Messenger mapped the entire surface of the planet at a resolution of 250 km per pixel, zooming in on the most interesting areas of the extraterrestrial landscape at a resolution of 20 to 50 km per pixel. These images, combined with a laser altimeter, gave scientists back home on Earth a detailed model of the inhospitable terrain of Mercury. With his more modern cameras, Messenger was carrying three spectrometers to study the composition of the healed and scarred Mercury surface in different spectra, as well as others to study the composition of its thin atmosphere and even the energetic particles in its magnetosphere. A radio instrument measured slight changes in Messenger's trajectory during its orbit around the rocky planet, which scientists used to get more details on Mercury's severity.

And Messenger discovered something completely unexpected in the next world of the Sun: the ice. The frozen water lies in the cool darkness of some of Mercury's deepest craters, whose walls are so high and so steep that parts of their soils remain in a permanent shadow. In early 2015, during the last weeks of the mission, when operators felt that they had little to lose, Messenger's orbit dangerously swept the surface of Mercury to give its spectrometers a better overview of his surprising discovery.
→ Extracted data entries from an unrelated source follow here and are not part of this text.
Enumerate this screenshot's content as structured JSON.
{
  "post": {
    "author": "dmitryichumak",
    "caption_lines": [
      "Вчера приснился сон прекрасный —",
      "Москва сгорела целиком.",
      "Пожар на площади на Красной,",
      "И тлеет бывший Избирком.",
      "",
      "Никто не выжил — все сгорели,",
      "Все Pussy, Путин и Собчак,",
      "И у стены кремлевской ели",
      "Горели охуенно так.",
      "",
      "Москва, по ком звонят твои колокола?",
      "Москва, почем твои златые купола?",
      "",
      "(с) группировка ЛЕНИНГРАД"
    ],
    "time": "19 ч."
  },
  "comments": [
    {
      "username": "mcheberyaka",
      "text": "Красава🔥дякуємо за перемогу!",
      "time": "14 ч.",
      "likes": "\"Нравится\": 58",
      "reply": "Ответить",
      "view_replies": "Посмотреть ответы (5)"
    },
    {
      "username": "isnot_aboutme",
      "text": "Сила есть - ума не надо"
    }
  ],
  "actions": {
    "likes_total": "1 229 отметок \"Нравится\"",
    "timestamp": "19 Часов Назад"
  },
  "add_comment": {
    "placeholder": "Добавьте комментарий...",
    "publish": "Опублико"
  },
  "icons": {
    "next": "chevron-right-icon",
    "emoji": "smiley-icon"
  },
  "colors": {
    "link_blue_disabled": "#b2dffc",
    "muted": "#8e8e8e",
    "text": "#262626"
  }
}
In the end, of course, Messenger's maneuvering fuel ran out and the spaceship eventually succumbed to Mercury's gravity. He crashed on April 30, 2015, somewhere on the opposite side of the planet, far from the planet, where his operators could not hear him die. The spaceship simply bypassed the curve of the planet and never resurfaced.

A new mission on the way

BepiColombo can give us another glimpse of what's left of Messenger and the dead spaceship can still teach us something about Mercury. The solar wind, cosmic radiation and tiny pieces of rock and dust called micrometeorites cause slow wear of materials exposed in space – or on the surface of planets like Mercury, whose thin atmosphere leaves the surface relatively exposed what scientists call spatial alteration. Since we know exactly how long Messenger has been on the surface of Mercury, the images returned by BepiColombo at home can help us understand the aging rate of space by Mercury. This reveals new details about the environment in one of the less well understood worlds of our solar system, but it can also help in the design of structures and materials for future spacecraft – or possibly , to a crew mission on Mars.

And if things had happened differently, Messenger might not have been alone on the surface of Mercury. The initial design of the mission included a disk-shaped lander called a mercury surface element, which would have brought a set of instruments, a soil sensor and an adorable micro-mobile to the surface. But ESA canceled the financing of the LG in 2005.